Kate Kellaway 

The Boy Who Could See Death review – pearls from Salley Vickers’s little box of tricks

The writer and psychoanalyst’s latest collection of short stories reveals her as a master of sleight of hand
  
  

boy who saw death review
Salley Vickers: 'pricelessly entertaining'. Photograph: Antonio Olmos Photograph: Antonio Olmos

The most satisfying short stories rely on sleight of hand. As a reader, one looks but does not see until, at the end, everything one thought true must be assessed in a new light. Salley Vickers has mastered this art to perfection and effortlessly – sometimes deviously – conjures surprises. It is more than a matter of form. One of the pleasures of reading her is in her calm generalisations that tend to startle: “Any potential tragedy has an element of excitement about it.” “Good marriages are not always based on mutual understanding.” “Of course, all sentimentalists are sadists.” There is no “of course” about any of it. But there is a link between these pronouncements: Vickers’s inclination is to set the cat among the pigeons.

In her introduction, she explains that the stories were inspired by real places and friends – the late Deborah Rogers (not Vickers’s literary agent but a “dear friend”) is the inspiration for the disruptively enjoyable “Rescue” in which death involves an unwelcome rewriting of history. Vickers shared a “forensic and sometimes fantastical view of human nature” with Rogers, and in the opening story, “The Churchyard”, extends her forensic eye to nature. The story was inspired by a cottage – renamed Quince cottage – near Stratford-upon-Avon.

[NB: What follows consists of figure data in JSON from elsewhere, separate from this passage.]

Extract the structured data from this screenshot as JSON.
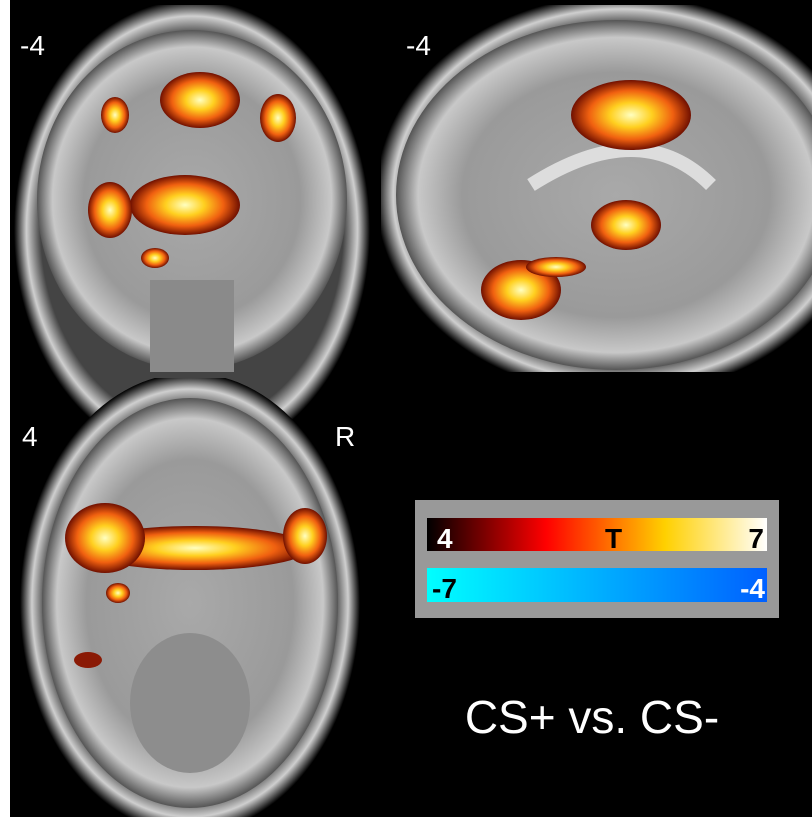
{
  "panels": [
    {
      "label": "-4"
    },
    {
      "label": "-4"
    },
    {
      "label": "4",
      "side_label": "R"
    }
  ],
  "colorbar": {
    "positive": {
      "min": "4",
      "label": "T",
      "max": "7"
    },
    "negative": {
      "min": "-7",
      "max": "-4"
    }
  },
  "caption": "CS+ vs. CS-"
}
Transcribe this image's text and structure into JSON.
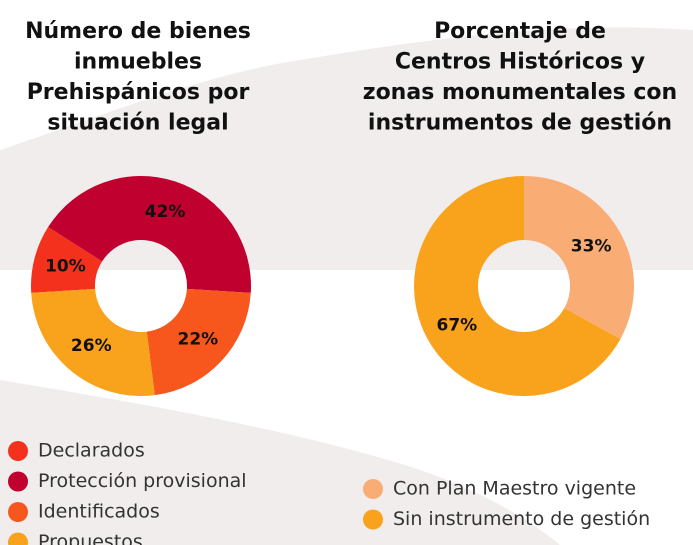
{
  "chart_data": [
    {
      "type": "donut",
      "title": [
        "Número de bienes",
        "inmuebles",
        "Prehispánicos por",
        "situación legal"
      ],
      "categories": [
        "Declarados",
        "Protección provisional",
        "Identificados",
        "Propuestos"
      ],
      "values": [
        10,
        42,
        22,
        26
      ],
      "value_labels": [
        "10%",
        "42%",
        "22%",
        "26%"
      ],
      "colors": [
        "#f4311c",
        "#c0002f",
        "#f7561c",
        "#f9a21b"
      ]
    },
    {
      "type": "donut",
      "title": [
        "Porcentaje de",
        "Centros Históricos y",
        "zonas monumentales con",
        "instrumentos de gestión"
      ],
      "categories": [
        "Con Plan Maestro vigente",
        "Sin instrumento de gestión"
      ],
      "values": [
        33,
        67
      ],
      "value_labels": [
        "33%",
        "67%"
      ],
      "colors": [
        "#f9ad75",
        "#f9a21b"
      ]
    }
  ]
}
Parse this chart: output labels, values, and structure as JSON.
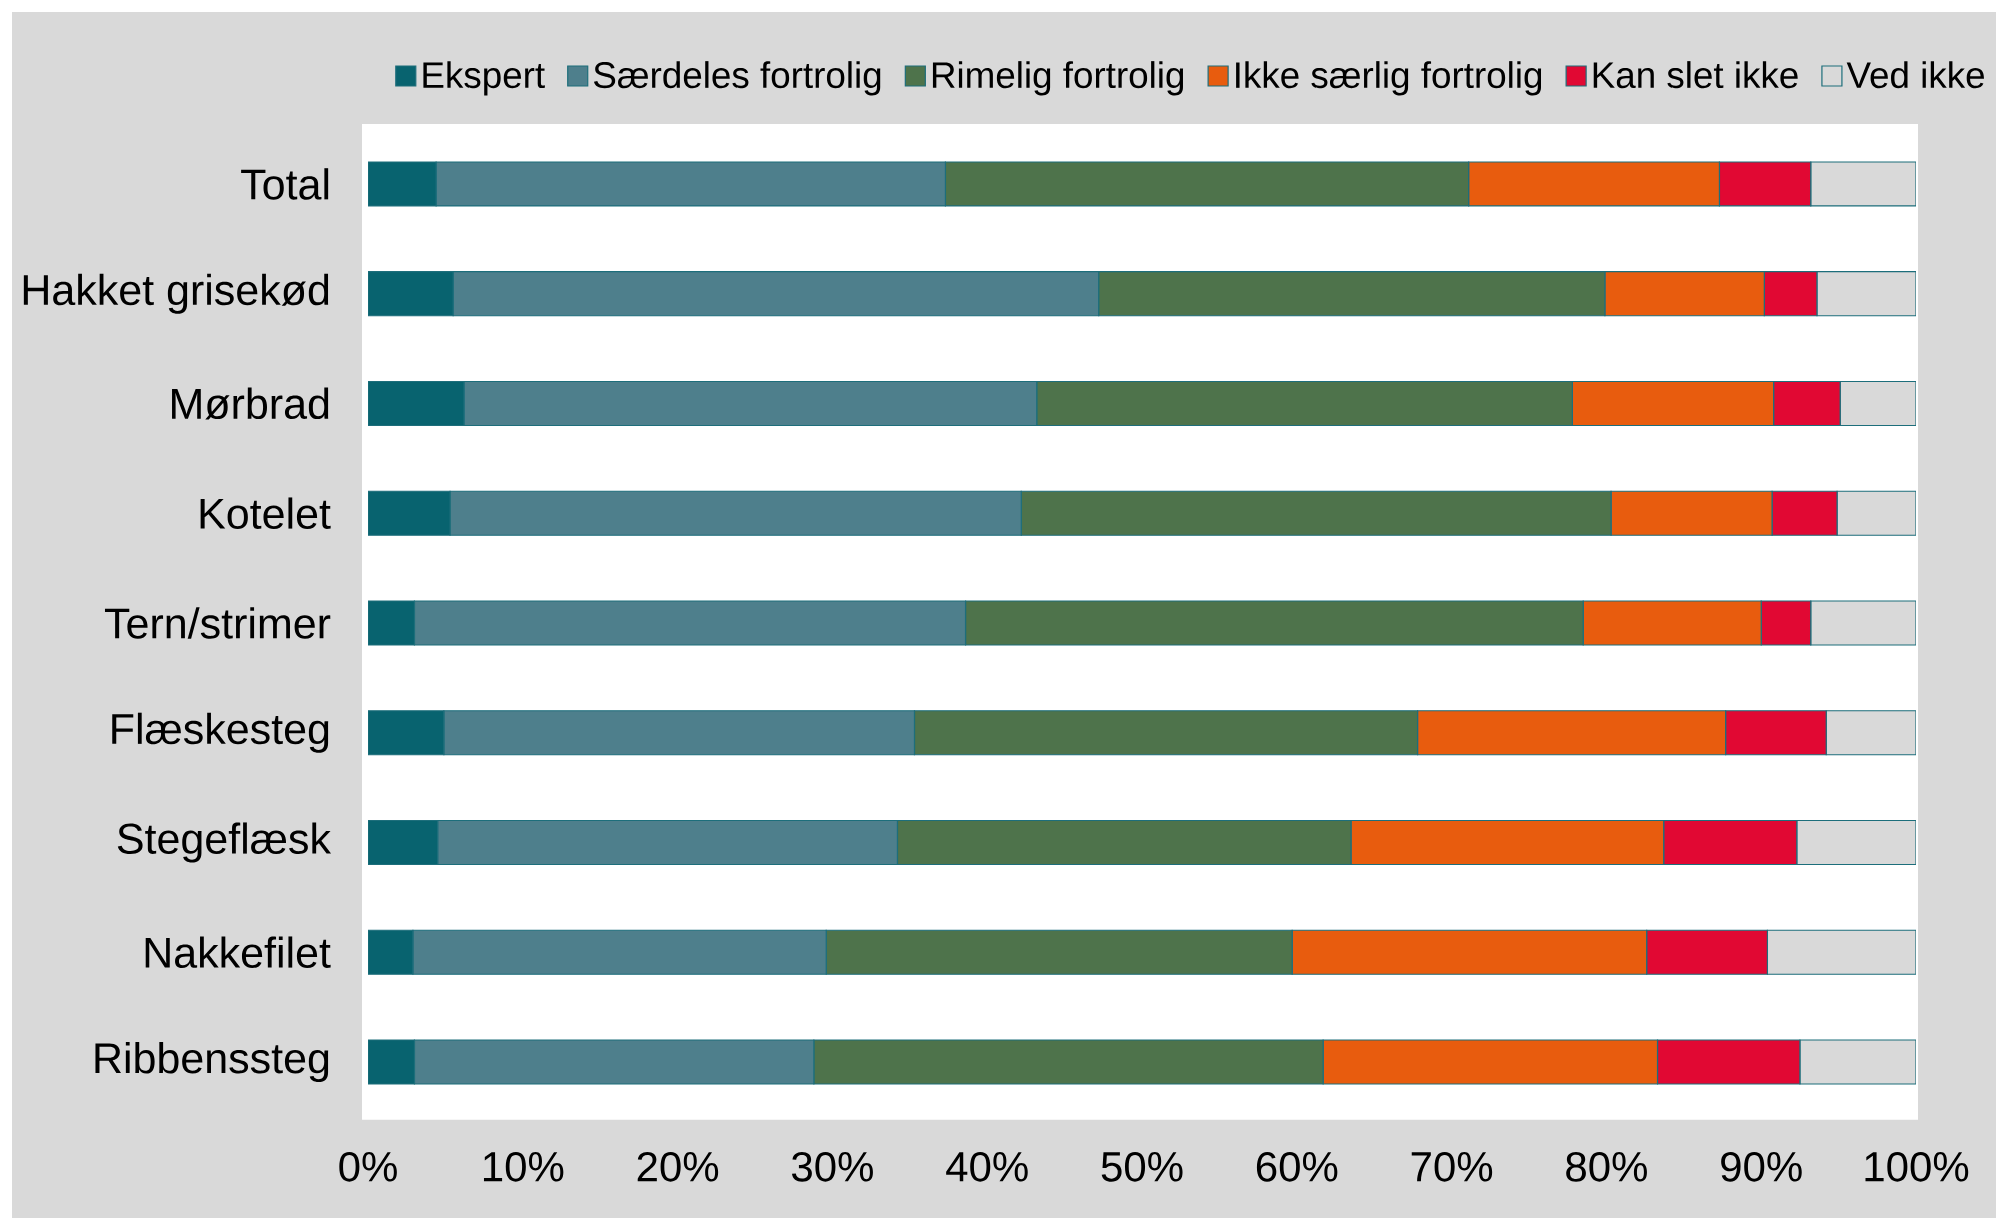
{
  "chart_data": {
    "type": "bar",
    "orientation": "horizontal",
    "stacked": true,
    "categories": [
      "Total",
      "Hakket grisekød",
      "Mørbrad",
      "Kotelet",
      "Tern/strimer",
      "Flæskesteg",
      "Stegeflæsk",
      "Nakkefilet",
      "Ribbenssteg"
    ],
    "series": [
      {
        "name": "Ekspert",
        "color": "#08636f",
        "values": [
          4.4,
          5.5,
          6.2,
          5.3,
          3.0,
          4.9,
          4.5,
          2.9,
          3.0
        ]
      },
      {
        "name": "Særdeles fortrolig",
        "color": "#4e7f8c",
        "values": [
          32.9,
          41.7,
          37.0,
          36.9,
          35.6,
          30.4,
          29.7,
          26.7,
          25.8
        ]
      },
      {
        "name": "Rimelig fortrolig",
        "color": "#4e734b",
        "values": [
          33.8,
          32.7,
          34.6,
          38.1,
          39.9,
          32.5,
          29.3,
          30.1,
          32.9
        ]
      },
      {
        "name": "Ikke særlig fortrolig",
        "color": "#e85c0e",
        "values": [
          16.2,
          10.3,
          13.0,
          10.4,
          11.5,
          19.9,
          20.2,
          22.9,
          21.6
        ]
      },
      {
        "name": "Kan slet ikke",
        "color": "#e10833",
        "values": [
          5.9,
          3.4,
          4.3,
          4.2,
          3.2,
          6.5,
          8.6,
          7.8,
          9.2
        ]
      },
      {
        "name": "Ved ikke",
        "color": "#d9d9d9",
        "values": [
          6.8,
          6.4,
          4.9,
          5.1,
          6.8,
          5.8,
          7.7,
          9.6,
          7.5
        ]
      }
    ],
    "xlim": [
      0,
      100
    ],
    "xticks": [
      {
        "value": 0,
        "label": "0%"
      },
      {
        "value": 10,
        "label": "10%"
      },
      {
        "value": 20,
        "label": "20%"
      },
      {
        "value": 30,
        "label": "30%"
      },
      {
        "value": 40,
        "label": "40%"
      },
      {
        "value": 50,
        "label": "50%"
      },
      {
        "value": 60,
        "label": "60%"
      },
      {
        "value": 70,
        "label": "70%"
      },
      {
        "value": 80,
        "label": "80%"
      },
      {
        "value": 90,
        "label": "90%"
      },
      {
        "value": 100,
        "label": "100%"
      }
    ],
    "legend": "top"
  }
}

A woman, recently separated, considers the rural scene in pleasingly exact detail. She notices that male blackbirds have “yellow bills assertively forward”. She longs to spot a barn owl as she once did with her absent man. She envies a heron whose heart cannot be broken. She then refines this to: “Paltered with. Worse than broken.” Paltered (to trifle with, or equivocate), first cousin to faltered, is a word I now plan to adopt. Vickers’s vocabulary is choice though never pretentiously rarefied. And at Quince cottage, the woman then settles down to the television news: “The violence and prevailing gloom were palliatives to a savaged breast.” It is another shocker of a passing thought because it rings true.

There is always, in Vickers’s writing, an extending of the familiar. The atmosphere, to borrow from Louis MacNeice, is of a world “suddener than we fancy it” and “crazier and more of it than we think”. These are stories in which life is not predictable and the supernatural never far off (this would be the perfect collection to give a control freak as a hint). For even clairvoyants, as the title story makes plain, are not in control. Eli, the boy of the title, is outlawed by his uncanny gift and Vickers interested in what it means to see too much (might this be an occupational hazard for a psychoanalyst – her other career?).

She writes especially well about family dynamics. In “A Sad Tale” she takes Mamillius from The Winter’s Tale, the boy who dies, and sensitively reimagines his story without succumbing to faux Shakespearean touches. But it is on irritating older women that she is at her best. The mother in “Vacation” who accepts insults as if they were compliments is brilliantly realised – her unwillingness to complain at holidaying with her son and daughter-in-law in a damp Scottish cottage implies she sees herself as a superior, damp-proof mortal, occupying the high ground. Middle-aged Verity, in “Rescue”, is also cannily drawn – formidable yet vulnerable. Even the way she sits is annoying: “with her knees planted apart, as women do when they have given up hope of sex”. At every turn, it is a collection that acknowledges the power of storytelling and never more so than in the pricelessly entertaining “A Christmas Gift”, in which a recently divorced, fiftysomething woman invents an imaginary lover to escape Christmas with her children. Conjuring tricks don’t come better than this.